Freiwillige kennenlernen

Markus Bucher – Freiwilliger im Besuchs- und Begleitdienst im Kantonalverband Solothurn

Rund 53`000 Freiwillige engagieren sich im SRK für ihre Mitmenschen. Erfahren Sie mehr über ihre Aufgaben, was sie motiviert und spannenden Erlebnisse aus dem Freiwilligen-Alltag.
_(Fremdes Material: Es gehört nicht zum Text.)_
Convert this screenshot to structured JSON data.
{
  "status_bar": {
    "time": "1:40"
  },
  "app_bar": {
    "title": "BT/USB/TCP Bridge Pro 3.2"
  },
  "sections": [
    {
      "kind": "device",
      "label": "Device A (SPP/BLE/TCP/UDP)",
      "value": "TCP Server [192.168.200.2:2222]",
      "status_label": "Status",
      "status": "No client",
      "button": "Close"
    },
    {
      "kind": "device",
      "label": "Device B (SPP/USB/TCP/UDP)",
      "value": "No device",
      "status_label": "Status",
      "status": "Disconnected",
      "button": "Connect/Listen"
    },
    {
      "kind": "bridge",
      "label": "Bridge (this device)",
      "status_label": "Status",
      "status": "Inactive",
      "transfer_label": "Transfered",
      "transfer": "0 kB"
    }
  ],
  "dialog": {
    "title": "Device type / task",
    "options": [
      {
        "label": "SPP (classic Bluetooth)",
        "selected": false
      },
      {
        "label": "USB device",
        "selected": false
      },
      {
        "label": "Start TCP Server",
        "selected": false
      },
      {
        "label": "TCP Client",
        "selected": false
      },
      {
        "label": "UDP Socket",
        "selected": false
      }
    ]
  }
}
Der Kantonalverband Solothurn bietet allein lebenden Menschen einen Besuchs- und Begleitdienst. Die freiwilligen Besucherinnen und Besucher kommen regelmässig vorbei und sorgen für Abwechslung. Zusammen wird zum Beispiel Kaffee getrunken, spaziert oder Einkäufe werden erledigt.
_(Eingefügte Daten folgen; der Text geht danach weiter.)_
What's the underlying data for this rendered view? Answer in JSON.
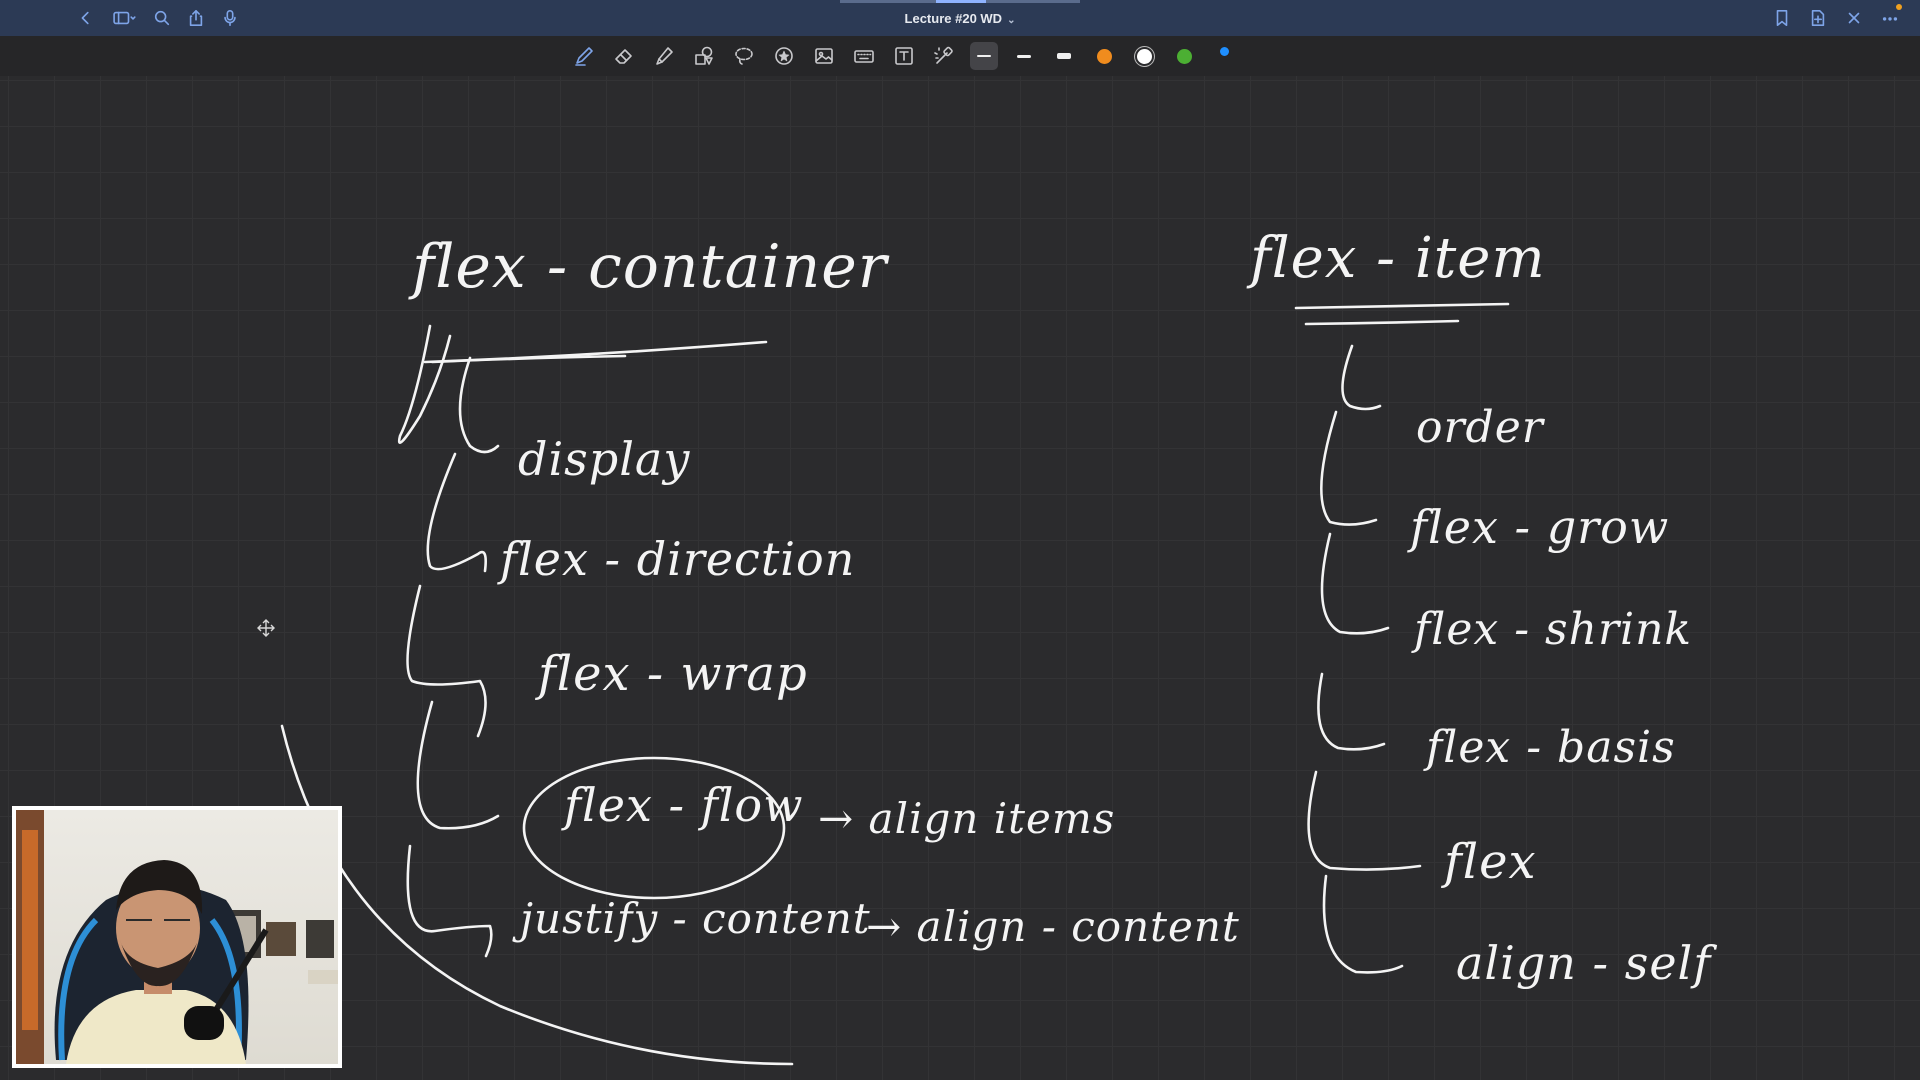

Seit 2011 bin ich Freiwilliger im Besuchs- und Begleitdienst im Kantonalverband Solothurn. Nach meiner Pensionierung hatte ich Lust Freiwilligenarbeit zu leisten.
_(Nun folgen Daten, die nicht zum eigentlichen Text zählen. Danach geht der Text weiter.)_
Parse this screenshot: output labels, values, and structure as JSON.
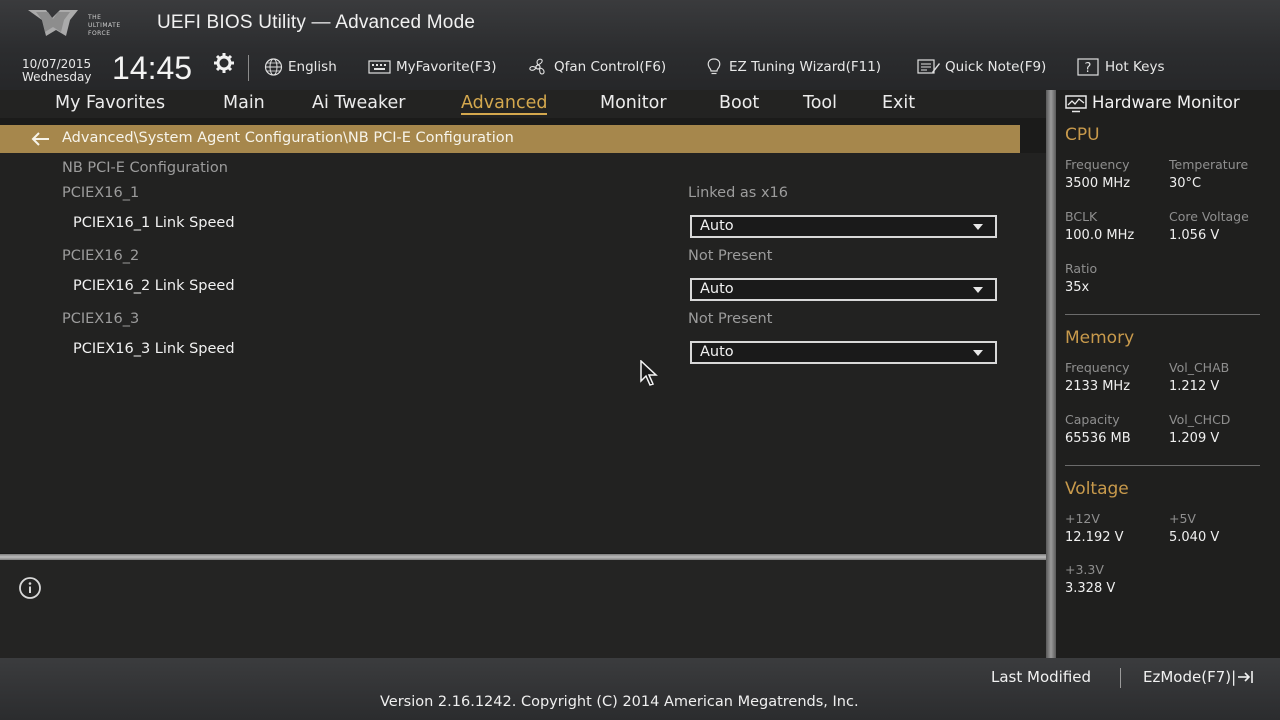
{
  "header": {
    "title": "UEFI BIOS Utility — Advanced Mode",
    "logo_text": "THE ULTIMATE FORCE",
    "date": "10/07/2015",
    "weekday": "Wednesday",
    "time": "14:45",
    "toolbar": [
      {
        "label": "English",
        "icon": "globe-icon"
      },
      {
        "label": "MyFavorite(F3)",
        "icon": "keyboard-icon"
      },
      {
        "label": "Qfan Control(F6)",
        "icon": "fan-icon"
      },
      {
        "label": "EZ Tuning Wizard(F11)",
        "icon": "lightbulb-icon"
      },
      {
        "label": "Quick Note(F9)",
        "icon": "note-icon"
      },
      {
        "label": "Hot Keys",
        "icon": "question-box-icon"
      }
    ]
  },
  "tabs": [
    {
      "label": "My Favorites"
    },
    {
      "label": "Main"
    },
    {
      "label": "Ai Tweaker"
    },
    {
      "label": "Advanced",
      "active": true
    },
    {
      "label": "Monitor"
    },
    {
      "label": "Boot"
    },
    {
      "label": "Tool"
    },
    {
      "label": "Exit"
    }
  ],
  "breadcrumb": "Advanced\\System Agent Configuration\\NB PCI-E Configuration",
  "main": {
    "section_title": "NB PCI-E Configuration",
    "slots": [
      {
        "name": "PCIEX16_1",
        "status": "Linked as x16",
        "setting_label": "PCIEX16_1 Link Speed",
        "setting_value": "Auto"
      },
      {
        "name": "PCIEX16_2",
        "status": "Not Present",
        "setting_label": "PCIEX16_2 Link Speed",
        "setting_value": "Auto"
      },
      {
        "name": "PCIEX16_3",
        "status": "Not Present",
        "setting_label": "PCIEX16_3 Link Speed",
        "setting_value": "Auto"
      }
    ]
  },
  "hardware_monitor": {
    "title": "Hardware Monitor",
    "cpu": {
      "heading": "CPU",
      "frequency_label": "Frequency",
      "frequency": "3500 MHz",
      "temperature_label": "Temperature",
      "temperature": "30°C",
      "bclk_label": "BCLK",
      "bclk": "100.0 MHz",
      "core_voltage_label": "Core Voltage",
      "core_voltage": "1.056 V",
      "ratio_label": "Ratio",
      "ratio": "35x"
    },
    "memory": {
      "heading": "Memory",
      "frequency_label": "Frequency",
      "frequency": "2133 MHz",
      "vol_chab_label": "Vol_CHAB",
      "vol_chab": "1.212 V",
      "capacity_label": "Capacity",
      "capacity": "65536 MB",
      "vol_chcd_label": "Vol_CHCD",
      "vol_chcd": "1.209 V"
    },
    "voltage": {
      "heading": "Voltage",
      "v12_label": "+12V",
      "v12": "12.192 V",
      "v5_label": "+5V",
      "v5": "5.040 V",
      "v33_label": "+3.3V",
      "v33": "3.328 V"
    }
  },
  "footer": {
    "last_modified": "Last Modified",
    "ezmode": "EzMode(F7)|",
    "version": "Version 2.16.1242. Copyright (C) 2014 American Megatrends, Inc."
  },
  "colors": {
    "accent": "#d4a84e",
    "breadcrumb_bg": "#a6874c",
    "section_heading": "#c89a4c"
  }
}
«Helfen können, dienen wollen, das freut mich und ist mir ein Anliegen.» 

 Jeden Montagnachmittag besuche ich von zwei bis vier Uhr einen 82-jährigen Herrn, der sehr wach und interessiert ist. Der alleinstehende Herr lebt selbstständig in einer Alterssiedlung und schätzt – als einziger Mann in der Siedlung – die Gespräche mit mir.

«Ich schätze die gemeinsame Zeit und gehe ihn sehr gerne besuchen. Wir freuen uns jeweils beide auf den Austausch.» 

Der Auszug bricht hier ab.